The Bridge supports Context-Aware Topology Switching. Instead of passing a static array of instructions, you can pass a router function: (context: any) => Instruction[].

This function is evaluated per-request, allowing you to hot-swap the entire physical wiring of your GraphQL API based on the user’s identity, region, or billing tier—without writing a single if/else statement in your business logic.

When a request hits your GraphQL server, the engine passes the GraphQL context to your router function. The function returns the specific .bridge AST that should execute for that exact request.
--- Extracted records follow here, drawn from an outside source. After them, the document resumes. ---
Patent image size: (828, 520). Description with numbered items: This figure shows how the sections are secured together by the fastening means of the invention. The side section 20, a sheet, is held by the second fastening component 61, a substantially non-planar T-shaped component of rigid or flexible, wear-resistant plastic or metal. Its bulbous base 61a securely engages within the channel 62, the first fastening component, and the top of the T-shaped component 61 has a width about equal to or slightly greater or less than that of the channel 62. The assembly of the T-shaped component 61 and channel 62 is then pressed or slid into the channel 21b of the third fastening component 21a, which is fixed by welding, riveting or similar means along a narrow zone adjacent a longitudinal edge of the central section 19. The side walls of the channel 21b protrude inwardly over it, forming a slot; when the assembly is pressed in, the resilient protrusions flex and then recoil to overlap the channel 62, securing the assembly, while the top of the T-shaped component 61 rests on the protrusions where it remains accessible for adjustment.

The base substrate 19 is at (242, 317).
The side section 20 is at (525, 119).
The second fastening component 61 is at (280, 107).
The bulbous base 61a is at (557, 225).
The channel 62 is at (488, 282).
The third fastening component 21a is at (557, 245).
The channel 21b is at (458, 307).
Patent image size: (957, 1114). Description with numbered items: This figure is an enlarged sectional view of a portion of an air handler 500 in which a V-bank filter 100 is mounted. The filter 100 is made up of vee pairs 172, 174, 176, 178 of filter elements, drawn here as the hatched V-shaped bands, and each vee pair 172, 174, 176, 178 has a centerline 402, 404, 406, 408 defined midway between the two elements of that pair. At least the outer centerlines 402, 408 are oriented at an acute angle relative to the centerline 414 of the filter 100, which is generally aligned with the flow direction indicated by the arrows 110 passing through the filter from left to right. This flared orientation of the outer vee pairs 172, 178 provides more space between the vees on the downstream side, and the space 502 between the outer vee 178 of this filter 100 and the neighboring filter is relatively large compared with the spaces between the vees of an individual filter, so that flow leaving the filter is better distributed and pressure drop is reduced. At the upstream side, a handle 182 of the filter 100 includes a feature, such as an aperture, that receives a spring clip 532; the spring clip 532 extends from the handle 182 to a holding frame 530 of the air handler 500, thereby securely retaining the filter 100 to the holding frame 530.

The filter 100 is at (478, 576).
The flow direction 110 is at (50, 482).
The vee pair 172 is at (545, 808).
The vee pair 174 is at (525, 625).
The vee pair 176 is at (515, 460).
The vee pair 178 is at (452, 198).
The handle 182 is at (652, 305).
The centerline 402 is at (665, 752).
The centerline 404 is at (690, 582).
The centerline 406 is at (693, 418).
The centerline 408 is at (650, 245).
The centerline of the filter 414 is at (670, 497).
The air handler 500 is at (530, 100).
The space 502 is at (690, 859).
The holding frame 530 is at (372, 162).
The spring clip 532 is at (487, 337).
import { bridgeTransform, parseBridge } from "@stackables/bridge";
// 1. Parse your different topologies at startup
const euBridge = parseBridge(fs.readFileSync("eu-infrastructure.bridge"));
const usBridge = parseBridge(fs.readFileSync("us-infrastructure.bridge"));
// 2. Define the dynamic router
const schema = bridgeTransform(baseSchema, (context) => {
// Read the user's region from the request context
if (context.user.region === "EU") {
return euBridge;
}
return usBridge;
});

By keeping the routing logic in the host server and the data mapping in the .bridge files, you achieve a perfect separation of concerns between Platform Engineering and Product Development.

Ensure EU users never accidentally touch US servers. If the context dictates the EU bridge, the US endpoints physically do not exist in the execution graph for that request. It is mathematically impossible for data to leak to the wrong region.

Swap expensive tools for cheap ones based on billing.

const schema = bridgeTransform(baseSchema, (context) => {
// Pro users get real-time GPT-4; Free users get a cached/smaller model
return context.user.plan === "PRO" ? premiumBridge : budgetBridge;
});

Safely migrate between external API providers (e.g., swapping SendGrid for Postmark) by routing a small percentage of traffic to the new topology.

const schema = bridgeTransform(baseSchema, (context) => {
// Route 5% of traffic to the experimental v2 pipeline
return Math.random() < 0.05 ? experimentalBridge : stableBridge;
});

Because .bridge files are parsed into serializable ASTs (Instruction[]), the router function is incredibly fast. Evaluating the context and returning an in-memory AST array adds virtually zero latency to your request pipeline, making it ideal for high-throughput edge gateways.